[<prev] [next>] [<thread-prev] [thread-next>] [day] [month] [year] [list]
Message-ID: <20170220030352.fksjiy6ktuxwtvdg@wfg-t540p.sh.intel.com>
Date: Mon, 20 Feb 2017 11:03:52 +0800
From: Fengguang Wu <fengguang.wu@...el.com>
To: Borislav Petkov <bp@...e.de>
Cc: LKP <lkp@...org>, lkml <linux-kernel@...r.kernel.org>,
Ye Xiaolong <xiaolong.ye@...el.com>,
Philip Li <philip.li@...el.com>,
Huang Ying <ying.huang@...el.com>
Subject: Re: [clear_page] 0ad07c8104 BUG: unable to handle kernel NULL
pointer dereference at 0000000000000040
Hi Borislav,
On Sun, Feb 19, 2017 at 02:50:19PM +0100, Borislav Petkov wrote:
>On Sun, Feb 19, 2017 at 09:06:51AM +0800, Fengguang Wu wrote:
>> Yes if we add it as a line below the branch URL, it could be a time saver.
>
>Right.
>
>> Since it's hard to teach ALL people about the rule, it'd be best if we
>> can work w/o any rules -- unless you want to be accurate&helpful or to
>> customize test behaviors.
>>
>> Since we already tested the original patch/commit (hence the report),
>> we should know where the fixup should be applied to. And it'd be
>> reasonably easy to tell whether the fix is incremental or a
>> replacement -- just try git-am onto the original commit first, if
>> failed, continue to try the parent commit. For old bugs the fix could
>> be against linus/master or linux-next/master, which could be tried too.
>
>Makes sense.
>
>> Yes, that'd be most convenient. In general the email interface could
>> be something like this:
>>
>> # "key: value" fields; if you Re: to an earlier bug report, they can be auto retrieved
>> compiler: gcc-6 # optional
>> base-commit: v4.10-rc8 # the robot knows kernel commits from hundreds of public git trees
>> ---
>> the patch
>> ---
>> attach kconfig files
>
>Yap, just stick those rules somewhere on a website.

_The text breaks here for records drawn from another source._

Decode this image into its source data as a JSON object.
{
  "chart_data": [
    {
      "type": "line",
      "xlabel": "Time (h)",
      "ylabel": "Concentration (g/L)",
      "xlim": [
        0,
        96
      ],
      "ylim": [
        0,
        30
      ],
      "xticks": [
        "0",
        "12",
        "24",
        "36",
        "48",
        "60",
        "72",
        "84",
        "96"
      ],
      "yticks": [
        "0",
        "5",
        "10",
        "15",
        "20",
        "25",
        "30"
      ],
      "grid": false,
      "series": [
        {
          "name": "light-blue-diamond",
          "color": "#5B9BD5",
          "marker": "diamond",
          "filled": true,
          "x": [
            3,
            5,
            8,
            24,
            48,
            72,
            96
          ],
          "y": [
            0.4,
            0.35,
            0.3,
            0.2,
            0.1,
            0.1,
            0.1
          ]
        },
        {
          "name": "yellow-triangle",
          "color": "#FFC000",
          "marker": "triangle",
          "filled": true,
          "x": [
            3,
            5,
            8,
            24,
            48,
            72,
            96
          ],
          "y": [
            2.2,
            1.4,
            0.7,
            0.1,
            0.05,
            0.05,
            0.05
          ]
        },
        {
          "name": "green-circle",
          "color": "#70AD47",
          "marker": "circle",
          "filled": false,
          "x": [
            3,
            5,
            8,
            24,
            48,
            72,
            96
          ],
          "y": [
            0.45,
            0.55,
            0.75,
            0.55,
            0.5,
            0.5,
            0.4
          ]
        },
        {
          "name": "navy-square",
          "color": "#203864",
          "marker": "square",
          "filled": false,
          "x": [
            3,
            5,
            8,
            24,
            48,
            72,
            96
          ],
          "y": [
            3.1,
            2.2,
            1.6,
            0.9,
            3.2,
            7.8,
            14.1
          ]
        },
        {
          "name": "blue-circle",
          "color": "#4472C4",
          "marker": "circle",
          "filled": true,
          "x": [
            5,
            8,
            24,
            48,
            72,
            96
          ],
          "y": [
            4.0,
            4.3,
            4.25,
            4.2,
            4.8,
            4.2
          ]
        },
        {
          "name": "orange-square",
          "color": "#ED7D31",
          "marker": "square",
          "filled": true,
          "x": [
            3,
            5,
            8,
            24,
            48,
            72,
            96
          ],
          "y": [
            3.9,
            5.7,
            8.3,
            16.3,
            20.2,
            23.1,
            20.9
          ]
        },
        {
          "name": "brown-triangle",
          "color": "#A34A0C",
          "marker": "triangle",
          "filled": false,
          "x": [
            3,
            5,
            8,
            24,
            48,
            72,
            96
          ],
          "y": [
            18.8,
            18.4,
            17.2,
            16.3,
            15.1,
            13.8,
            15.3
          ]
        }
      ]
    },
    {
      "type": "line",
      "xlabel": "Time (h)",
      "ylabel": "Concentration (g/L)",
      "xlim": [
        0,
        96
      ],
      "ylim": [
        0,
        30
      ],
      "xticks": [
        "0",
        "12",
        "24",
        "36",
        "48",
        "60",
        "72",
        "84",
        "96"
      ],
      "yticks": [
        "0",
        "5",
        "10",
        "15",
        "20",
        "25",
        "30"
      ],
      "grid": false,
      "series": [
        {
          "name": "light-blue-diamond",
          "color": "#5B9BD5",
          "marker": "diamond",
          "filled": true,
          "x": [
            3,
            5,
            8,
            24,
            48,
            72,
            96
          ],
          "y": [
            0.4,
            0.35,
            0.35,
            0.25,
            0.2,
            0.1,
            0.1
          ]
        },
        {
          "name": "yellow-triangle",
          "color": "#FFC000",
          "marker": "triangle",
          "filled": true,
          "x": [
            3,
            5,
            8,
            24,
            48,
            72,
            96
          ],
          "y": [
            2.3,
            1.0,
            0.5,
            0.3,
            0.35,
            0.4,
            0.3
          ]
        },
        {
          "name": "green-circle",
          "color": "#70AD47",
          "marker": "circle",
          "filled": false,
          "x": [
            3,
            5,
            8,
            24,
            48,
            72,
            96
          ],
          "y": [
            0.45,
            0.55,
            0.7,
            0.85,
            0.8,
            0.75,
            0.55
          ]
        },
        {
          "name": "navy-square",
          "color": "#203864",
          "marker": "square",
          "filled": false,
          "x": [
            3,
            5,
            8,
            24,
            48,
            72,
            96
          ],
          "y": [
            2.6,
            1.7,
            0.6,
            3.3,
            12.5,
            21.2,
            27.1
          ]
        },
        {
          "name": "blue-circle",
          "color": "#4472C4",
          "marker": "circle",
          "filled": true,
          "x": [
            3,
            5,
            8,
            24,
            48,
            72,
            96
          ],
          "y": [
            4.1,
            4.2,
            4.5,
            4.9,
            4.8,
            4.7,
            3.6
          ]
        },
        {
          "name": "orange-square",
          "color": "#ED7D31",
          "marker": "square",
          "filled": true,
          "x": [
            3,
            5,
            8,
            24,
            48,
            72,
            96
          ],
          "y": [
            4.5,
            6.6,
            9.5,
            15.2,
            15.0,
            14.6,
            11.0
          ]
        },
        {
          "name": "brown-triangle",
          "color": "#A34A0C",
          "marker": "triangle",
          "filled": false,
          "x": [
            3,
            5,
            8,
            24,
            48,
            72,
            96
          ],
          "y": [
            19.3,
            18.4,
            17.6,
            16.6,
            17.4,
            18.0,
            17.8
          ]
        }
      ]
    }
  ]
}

OK, will do when the feature is ready. According to Xiaolong, the
automated test-of-fixup-patches feature is already in our plan.
For introductions of the now-working build/boot test services and
instructions on customization, we could probably add some markdown
document under
https://github.com/fengguang/lkp-tests/tree/master/doc
Philip/Ying, what do you think? I can draft it.

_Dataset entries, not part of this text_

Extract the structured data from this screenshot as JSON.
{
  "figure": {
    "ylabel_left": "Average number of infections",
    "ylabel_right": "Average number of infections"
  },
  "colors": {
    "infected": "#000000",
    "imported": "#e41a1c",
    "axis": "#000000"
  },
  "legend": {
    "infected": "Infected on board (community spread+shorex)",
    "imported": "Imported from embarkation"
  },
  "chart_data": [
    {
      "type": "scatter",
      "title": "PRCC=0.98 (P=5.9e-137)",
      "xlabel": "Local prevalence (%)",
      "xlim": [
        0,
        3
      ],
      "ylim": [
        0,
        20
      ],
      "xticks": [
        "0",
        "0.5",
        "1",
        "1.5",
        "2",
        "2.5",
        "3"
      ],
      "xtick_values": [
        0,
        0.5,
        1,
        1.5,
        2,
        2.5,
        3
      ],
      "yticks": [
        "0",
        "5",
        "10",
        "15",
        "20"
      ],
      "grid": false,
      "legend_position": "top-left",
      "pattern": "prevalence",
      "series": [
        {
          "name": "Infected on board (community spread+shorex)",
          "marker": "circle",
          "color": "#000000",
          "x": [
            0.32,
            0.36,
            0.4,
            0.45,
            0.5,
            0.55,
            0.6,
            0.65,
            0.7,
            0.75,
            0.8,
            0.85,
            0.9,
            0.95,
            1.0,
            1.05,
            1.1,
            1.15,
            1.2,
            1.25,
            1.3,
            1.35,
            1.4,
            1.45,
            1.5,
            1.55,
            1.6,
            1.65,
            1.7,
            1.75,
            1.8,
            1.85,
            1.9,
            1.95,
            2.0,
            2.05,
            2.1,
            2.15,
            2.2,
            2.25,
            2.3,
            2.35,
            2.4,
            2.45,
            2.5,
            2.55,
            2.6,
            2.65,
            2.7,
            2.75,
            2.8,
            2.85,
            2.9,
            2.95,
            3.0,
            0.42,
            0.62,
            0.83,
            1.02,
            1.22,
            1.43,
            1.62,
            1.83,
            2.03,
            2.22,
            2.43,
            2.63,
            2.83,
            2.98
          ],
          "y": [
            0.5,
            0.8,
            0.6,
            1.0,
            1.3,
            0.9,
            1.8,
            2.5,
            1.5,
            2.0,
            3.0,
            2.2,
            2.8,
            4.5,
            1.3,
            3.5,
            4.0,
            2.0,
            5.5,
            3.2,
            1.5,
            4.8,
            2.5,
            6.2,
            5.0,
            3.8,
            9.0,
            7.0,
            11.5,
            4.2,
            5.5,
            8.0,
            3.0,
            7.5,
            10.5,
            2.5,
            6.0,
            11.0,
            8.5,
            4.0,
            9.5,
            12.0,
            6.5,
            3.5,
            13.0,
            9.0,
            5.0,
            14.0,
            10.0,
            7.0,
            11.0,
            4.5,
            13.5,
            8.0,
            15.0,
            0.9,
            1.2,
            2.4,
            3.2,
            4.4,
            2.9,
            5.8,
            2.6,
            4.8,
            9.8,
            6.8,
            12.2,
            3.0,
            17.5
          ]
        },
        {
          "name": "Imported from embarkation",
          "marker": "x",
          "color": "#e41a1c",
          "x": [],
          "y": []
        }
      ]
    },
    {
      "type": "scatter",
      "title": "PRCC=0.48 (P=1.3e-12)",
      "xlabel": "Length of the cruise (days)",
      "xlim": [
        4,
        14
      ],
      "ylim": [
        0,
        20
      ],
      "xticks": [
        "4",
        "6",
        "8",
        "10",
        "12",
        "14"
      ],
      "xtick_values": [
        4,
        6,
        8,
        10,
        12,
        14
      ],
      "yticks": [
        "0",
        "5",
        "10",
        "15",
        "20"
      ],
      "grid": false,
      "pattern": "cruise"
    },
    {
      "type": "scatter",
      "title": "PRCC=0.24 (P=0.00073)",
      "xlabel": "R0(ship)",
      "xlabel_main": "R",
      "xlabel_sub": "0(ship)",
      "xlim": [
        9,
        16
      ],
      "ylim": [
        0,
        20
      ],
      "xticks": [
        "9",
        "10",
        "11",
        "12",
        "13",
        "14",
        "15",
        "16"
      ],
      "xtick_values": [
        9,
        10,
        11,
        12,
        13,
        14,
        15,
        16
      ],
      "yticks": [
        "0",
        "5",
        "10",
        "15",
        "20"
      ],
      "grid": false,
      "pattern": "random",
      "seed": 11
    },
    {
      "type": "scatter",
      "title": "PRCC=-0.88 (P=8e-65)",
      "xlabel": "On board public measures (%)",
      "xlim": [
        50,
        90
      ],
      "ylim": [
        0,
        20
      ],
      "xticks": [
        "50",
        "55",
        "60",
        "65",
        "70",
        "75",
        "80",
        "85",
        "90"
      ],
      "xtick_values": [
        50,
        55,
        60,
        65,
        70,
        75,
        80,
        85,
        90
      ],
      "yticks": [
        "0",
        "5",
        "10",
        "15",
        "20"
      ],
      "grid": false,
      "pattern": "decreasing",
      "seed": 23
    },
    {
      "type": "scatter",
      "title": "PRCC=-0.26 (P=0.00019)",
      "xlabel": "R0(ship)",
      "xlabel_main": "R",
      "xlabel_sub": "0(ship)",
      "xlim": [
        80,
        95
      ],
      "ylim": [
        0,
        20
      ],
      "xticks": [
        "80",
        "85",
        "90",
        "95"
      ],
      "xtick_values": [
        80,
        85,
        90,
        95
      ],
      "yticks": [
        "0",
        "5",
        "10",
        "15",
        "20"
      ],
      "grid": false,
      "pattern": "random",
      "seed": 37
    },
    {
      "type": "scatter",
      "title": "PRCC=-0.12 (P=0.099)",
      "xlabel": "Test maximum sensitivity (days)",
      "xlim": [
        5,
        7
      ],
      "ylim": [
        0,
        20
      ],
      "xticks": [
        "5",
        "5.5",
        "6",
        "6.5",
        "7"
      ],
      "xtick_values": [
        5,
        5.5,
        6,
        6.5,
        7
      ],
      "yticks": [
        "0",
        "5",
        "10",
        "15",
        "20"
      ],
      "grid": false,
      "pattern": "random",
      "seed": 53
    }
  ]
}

>Btw, this is not only useful for a follow-on, fix patch but also for
>initial test request. For example, I want to backport patch to stable
>and would like to run it on a bunch of kernels:
>
>base-commit: v4.4-stable, v4.9-stable, ...
>
>i.e., a list of trees to apply it to. I believe people might like this a
>lot.
>
>Or, for example, a patch touching a bunch of arches and author doesn't
>necessarily have access to all those different toolchains. Shoot a mail
>to the 0day bot:
>
>base-commit: linus/master
>arch: x86_64, powerpc, sparc, ...
>
>Would be very useful too.
We actually already test LKML patch in that way (Xiaolong maintains
this feature). Nevertheless if developers specify "base-commit:" it
could help eliminate the guessing works by the dumb robot. We'll
appreciate if the "base-commit:" or "base-patchid:" tags are listed
in the patches, especially in some non-obvious situations.

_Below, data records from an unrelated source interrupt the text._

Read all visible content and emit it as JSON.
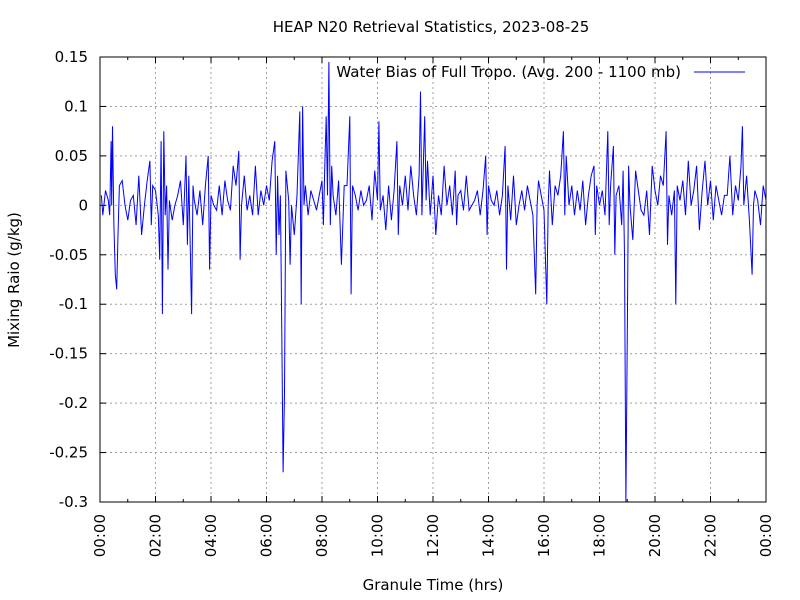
{
  "chart_data": {
    "type": "line",
    "title": "HEAP N20 Retrieval Statistics, 2023-08-25",
    "xlabel": "Granule Time (hrs)",
    "ylabel": "Mixing Raio (g/kg)",
    "xlim_hours": [
      0,
      24
    ],
    "ylim": [
      -0.3,
      0.15
    ],
    "x_ticks": [
      {
        "hour": 0,
        "label": "00:00"
      },
      {
        "hour": 2,
        "label": "02:00"
      },
      {
        "hour": 4,
        "label": "04:00"
      },
      {
        "hour": 6,
        "label": "06:00"
      },
      {
        "hour": 8,
        "label": "08:00"
      },
      {
        "hour": 10,
        "label": "10:00"
      },
      {
        "hour": 12,
        "label": "12:00"
      },
      {
        "hour": 14,
        "label": "14:00"
      },
      {
        "hour": 16,
        "label": "16:00"
      },
      {
        "hour": 18,
        "label": "18:00"
      },
      {
        "hour": 20,
        "label": "20:00"
      },
      {
        "hour": 22,
        "label": "22:00"
      },
      {
        "hour": 24,
        "label": "00:00"
      }
    ],
    "y_ticks": [
      {
        "value": 0.15,
        "label": "0.15"
      },
      {
        "value": 0.1,
        "label": "0.1"
      },
      {
        "value": 0.05,
        "label": "0.05"
      },
      {
        "value": 0,
        "label": "0"
      },
      {
        "value": -0.05,
        "label": "-0.05"
      },
      {
        "value": -0.1,
        "label": "-0.1"
      },
      {
        "value": -0.15,
        "label": "-0.15"
      },
      {
        "value": -0.2,
        "label": "-0.2"
      },
      {
        "value": -0.25,
        "label": "-0.25"
      },
      {
        "value": -0.3,
        "label": "-0.3"
      }
    ],
    "grid": true,
    "legend_position": "top-right",
    "series": [
      {
        "name": "Water Bias of Full Tropo. (Avg. 200 - 1100 mb)",
        "color": "#0000ff",
        "points": [
          [
            0.05,
            0.01
          ],
          [
            0.1,
            -0.01
          ],
          [
            0.2,
            0.015
          ],
          [
            0.3,
            0.005
          ],
          [
            0.35,
            -0.01
          ],
          [
            0.4,
            0.065
          ],
          [
            0.42,
            0.0
          ],
          [
            0.45,
            0.08
          ],
          [
            0.5,
            -0.02
          ],
          [
            0.55,
            -0.07
          ],
          [
            0.6,
            -0.085
          ],
          [
            0.65,
            -0.03
          ],
          [
            0.7,
            0.02
          ],
          [
            0.8,
            0.025
          ],
          [
            0.9,
            0.0
          ],
          [
            1.0,
            -0.015
          ],
          [
            1.1,
            0.005
          ],
          [
            1.2,
            0.01
          ],
          [
            1.3,
            -0.02
          ],
          [
            1.4,
            0.03
          ],
          [
            1.5,
            -0.03
          ],
          [
            1.6,
            0.0
          ],
          [
            1.7,
            0.025
          ],
          [
            1.8,
            0.045
          ],
          [
            1.85,
            -0.02
          ],
          [
            1.9,
            0.02
          ],
          [
            2.0,
            0.015
          ],
          [
            2.1,
            -0.01
          ],
          [
            2.15,
            -0.055
          ],
          [
            2.2,
            0.065
          ],
          [
            2.25,
            -0.11
          ],
          [
            2.3,
            0.075
          ],
          [
            2.35,
            -0.01
          ],
          [
            2.4,
            0.02
          ],
          [
            2.45,
            -0.065
          ],
          [
            2.5,
            0.005
          ],
          [
            2.6,
            -0.015
          ],
          [
            2.7,
            0.0
          ],
          [
            2.8,
            0.01
          ],
          [
            2.9,
            0.025
          ],
          [
            3.0,
            -0.02
          ],
          [
            3.1,
            0.05
          ],
          [
            3.15,
            -0.04
          ],
          [
            3.2,
            0.03
          ],
          [
            3.3,
            -0.11
          ],
          [
            3.35,
            0.02
          ],
          [
            3.4,
            0.005
          ],
          [
            3.5,
            -0.01
          ],
          [
            3.6,
            0.015
          ],
          [
            3.7,
            -0.02
          ],
          [
            3.8,
            0.02
          ],
          [
            3.9,
            0.05
          ],
          [
            3.95,
            -0.065
          ],
          [
            4.0,
            0.01
          ],
          [
            4.1,
            0.0
          ],
          [
            4.2,
            -0.005
          ],
          [
            4.3,
            0.02
          ],
          [
            4.4,
            -0.01
          ],
          [
            4.5,
            0.025
          ],
          [
            4.6,
            0.005
          ],
          [
            4.7,
            -0.005
          ],
          [
            4.8,
            0.04
          ],
          [
            4.9,
            0.02
          ],
          [
            5.0,
            0.055
          ],
          [
            5.05,
            -0.055
          ],
          [
            5.1,
            0.0
          ],
          [
            5.2,
            0.03
          ],
          [
            5.3,
            -0.005
          ],
          [
            5.4,
            0.01
          ],
          [
            5.5,
            -0.01
          ],
          [
            5.6,
            0.04
          ],
          [
            5.7,
            -0.01
          ],
          [
            5.8,
            0.015
          ],
          [
            5.9,
            0.0
          ],
          [
            6.0,
            0.02
          ],
          [
            6.1,
            0.005
          ],
          [
            6.2,
            0.045
          ],
          [
            6.3,
            0.065
          ],
          [
            6.35,
            -0.05
          ],
          [
            6.4,
            0.03
          ],
          [
            6.45,
            -0.03
          ],
          [
            6.5,
            0.01
          ],
          [
            6.55,
            -0.13
          ],
          [
            6.6,
            -0.27
          ],
          [
            6.65,
            -0.19
          ],
          [
            6.7,
            0.035
          ],
          [
            6.75,
            0.02
          ],
          [
            6.8,
            0.005
          ],
          [
            6.85,
            -0.06
          ],
          [
            6.9,
            0.0
          ],
          [
            7.0,
            -0.03
          ],
          [
            7.1,
            0.01
          ],
          [
            7.2,
            0.095
          ],
          [
            7.25,
            -0.1
          ],
          [
            7.3,
            0.1
          ],
          [
            7.35,
            0.0
          ],
          [
            7.4,
            0.02
          ],
          [
            7.5,
            -0.01
          ],
          [
            7.6,
            0.015
          ],
          [
            7.7,
            0.005
          ],
          [
            7.8,
            -0.005
          ],
          [
            7.9,
            0.01
          ],
          [
            8.0,
            0.025
          ],
          [
            8.05,
            -0.02
          ],
          [
            8.1,
            0.04
          ],
          [
            8.15,
            0.09
          ],
          [
            8.2,
            0.01
          ],
          [
            8.25,
            0.145
          ],
          [
            8.3,
            -0.02
          ],
          [
            8.35,
            0.04
          ],
          [
            8.4,
            0.01
          ],
          [
            8.5,
            -0.01
          ],
          [
            8.6,
            0.025
          ],
          [
            8.7,
            -0.06
          ],
          [
            8.8,
            0.02
          ],
          [
            8.9,
            0.02
          ],
          [
            9.0,
            0.09
          ],
          [
            9.05,
            -0.09
          ],
          [
            9.1,
            0.02
          ],
          [
            9.2,
            0.01
          ],
          [
            9.3,
            -0.005
          ],
          [
            9.4,
            0.015
          ],
          [
            9.5,
            0.0
          ],
          [
            9.6,
            0.005
          ],
          [
            9.7,
            0.02
          ],
          [
            9.8,
            -0.015
          ],
          [
            9.9,
            0.035
          ],
          [
            10.0,
            0.005
          ],
          [
            10.05,
            0.085
          ],
          [
            10.1,
            -0.005
          ],
          [
            10.2,
            0.01
          ],
          [
            10.3,
            -0.025
          ],
          [
            10.4,
            0.02
          ],
          [
            10.5,
            -0.015
          ],
          [
            10.6,
            0.015
          ],
          [
            10.7,
            0.065
          ],
          [
            10.75,
            -0.03
          ],
          [
            10.8,
            0.02
          ],
          [
            10.9,
            0.0
          ],
          [
            11.0,
            0.03
          ],
          [
            11.1,
            -0.005
          ],
          [
            11.2,
            0.04
          ],
          [
            11.3,
            0.01
          ],
          [
            11.4,
            -0.01
          ],
          [
            11.5,
            0.03
          ],
          [
            11.55,
            0.115
          ],
          [
            11.6,
            -0.01
          ],
          [
            11.7,
            0.09
          ],
          [
            11.75,
            0.005
          ],
          [
            11.8,
            0.045
          ],
          [
            11.9,
            -0.01
          ],
          [
            12.0,
            0.03
          ],
          [
            12.1,
            -0.03
          ],
          [
            12.2,
            0.01
          ],
          [
            12.3,
            -0.01
          ],
          [
            12.4,
            0.04
          ],
          [
            12.5,
            0.0
          ],
          [
            12.6,
            0.02
          ],
          [
            12.7,
            -0.01
          ],
          [
            12.8,
            0.035
          ],
          [
            12.85,
            -0.02
          ],
          [
            12.9,
            0.01
          ],
          [
            13.0,
            0.015
          ],
          [
            13.1,
            -0.005
          ],
          [
            13.2,
            0.03
          ],
          [
            13.3,
            -0.005
          ],
          [
            13.4,
            0.0
          ],
          [
            13.5,
            0.005
          ],
          [
            13.6,
            0.015
          ],
          [
            13.7,
            -0.01
          ],
          [
            13.8,
            0.015
          ],
          [
            13.9,
            0.05
          ],
          [
            13.95,
            -0.03
          ],
          [
            14.0,
            0.02
          ],
          [
            14.1,
            0.005
          ],
          [
            14.2,
            0.0
          ],
          [
            14.3,
            0.015
          ],
          [
            14.4,
            -0.01
          ],
          [
            14.5,
            0.01
          ],
          [
            14.6,
            0.06
          ],
          [
            14.65,
            -0.065
          ],
          [
            14.7,
            0.02
          ],
          [
            14.8,
            -0.015
          ],
          [
            14.9,
            0.03
          ],
          [
            15.0,
            -0.02
          ],
          [
            15.1,
            0.0
          ],
          [
            15.2,
            0.015
          ],
          [
            15.3,
            -0.005
          ],
          [
            15.4,
            0.02
          ],
          [
            15.5,
            0.005
          ],
          [
            15.6,
            -0.01
          ],
          [
            15.7,
            -0.09
          ],
          [
            15.75,
            0.0
          ],
          [
            15.8,
            0.025
          ],
          [
            15.9,
            0.01
          ],
          [
            16.0,
            -0.005
          ],
          [
            16.1,
            -0.1
          ],
          [
            16.15,
            0.0
          ],
          [
            16.2,
            0.035
          ],
          [
            16.3,
            -0.02
          ],
          [
            16.4,
            0.02
          ],
          [
            16.5,
            0.01
          ],
          [
            16.6,
            0.03
          ],
          [
            16.7,
            0.075
          ],
          [
            16.75,
            -0.01
          ],
          [
            16.8,
            0.05
          ],
          [
            16.9,
            0.0
          ],
          [
            17.0,
            0.02
          ],
          [
            17.1,
            -0.01
          ],
          [
            17.2,
            0.015
          ],
          [
            17.3,
            -0.005
          ],
          [
            17.4,
            0.025
          ],
          [
            17.5,
            -0.02
          ],
          [
            17.6,
            0.01
          ],
          [
            17.7,
            0.03
          ],
          [
            17.8,
            0.04
          ],
          [
            17.85,
            -0.03
          ],
          [
            17.9,
            0.02
          ],
          [
            18.0,
            0.0
          ],
          [
            18.1,
            0.015
          ],
          [
            18.2,
            -0.01
          ],
          [
            18.3,
            0.075
          ],
          [
            18.35,
            -0.02
          ],
          [
            18.4,
            0.02
          ],
          [
            18.5,
            0.06
          ],
          [
            18.55,
            -0.05
          ],
          [
            18.6,
            0.01
          ],
          [
            18.7,
            0.02
          ],
          [
            18.8,
            -0.02
          ],
          [
            18.85,
            0.035
          ],
          [
            18.9,
            -0.05
          ],
          [
            18.95,
            -0.3
          ],
          [
            19.0,
            -0.13
          ],
          [
            19.05,
            0.04
          ],
          [
            19.1,
            0.0
          ],
          [
            19.2,
            -0.035
          ],
          [
            19.3,
            0.035
          ],
          [
            19.4,
            0.015
          ],
          [
            19.5,
            -0.005
          ],
          [
            19.6,
            -0.01
          ],
          [
            19.7,
            0.015
          ],
          [
            19.8,
            -0.03
          ],
          [
            19.9,
            0.04
          ],
          [
            20.0,
            0.015
          ],
          [
            20.1,
            0.0
          ],
          [
            20.2,
            0.03
          ],
          [
            20.3,
            0.02
          ],
          [
            20.4,
            0.075
          ],
          [
            20.45,
            -0.04
          ],
          [
            20.5,
            0.01
          ],
          [
            20.6,
            -0.01
          ],
          [
            20.7,
            0.015
          ],
          [
            20.75,
            -0.1
          ],
          [
            20.8,
            0.02
          ],
          [
            20.9,
            0.005
          ],
          [
            21.0,
            0.025
          ],
          [
            21.1,
            -0.01
          ],
          [
            21.2,
            0.045
          ],
          [
            21.3,
            0.0
          ],
          [
            21.4,
            0.015
          ],
          [
            21.5,
            0.04
          ],
          [
            21.6,
            -0.025
          ],
          [
            21.7,
            0.015
          ],
          [
            21.8,
            0.045
          ],
          [
            21.9,
            0.0
          ],
          [
            22.0,
            0.025
          ],
          [
            22.1,
            -0.015
          ],
          [
            22.2,
            0.02
          ],
          [
            22.3,
            0.005
          ],
          [
            22.4,
            -0.01
          ],
          [
            22.5,
            0.01
          ],
          [
            22.6,
            0.01
          ],
          [
            22.7,
            0.05
          ],
          [
            22.8,
            -0.01
          ],
          [
            22.9,
            0.02
          ],
          [
            23.0,
            0.005
          ],
          [
            23.1,
            0.04
          ],
          [
            23.15,
            0.08
          ],
          [
            23.2,
            0.0
          ],
          [
            23.3,
            0.03
          ],
          [
            23.4,
            -0.015
          ],
          [
            23.5,
            -0.07
          ],
          [
            23.55,
            0.0
          ],
          [
            23.6,
            0.015
          ],
          [
            23.7,
            0.005
          ],
          [
            23.8,
            -0.02
          ],
          [
            23.9,
            0.02
          ],
          [
            24.0,
            0.005
          ]
        ]
      }
    ]
  }
}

Such tags could be regarded as "explicit" test requests, where we could
send "BUILD COMPLETE" emails as a response (comparing to our normal
LKML patch tests, which only build regressions will trigger an email
notification).
>Anyway, just a couple of ideas.
>
>What would also be cool if you guys had a 0day bot howto with all those
>things we should pay attention to and we can go and look up.
OK. Your ideas are very welcome, thanks!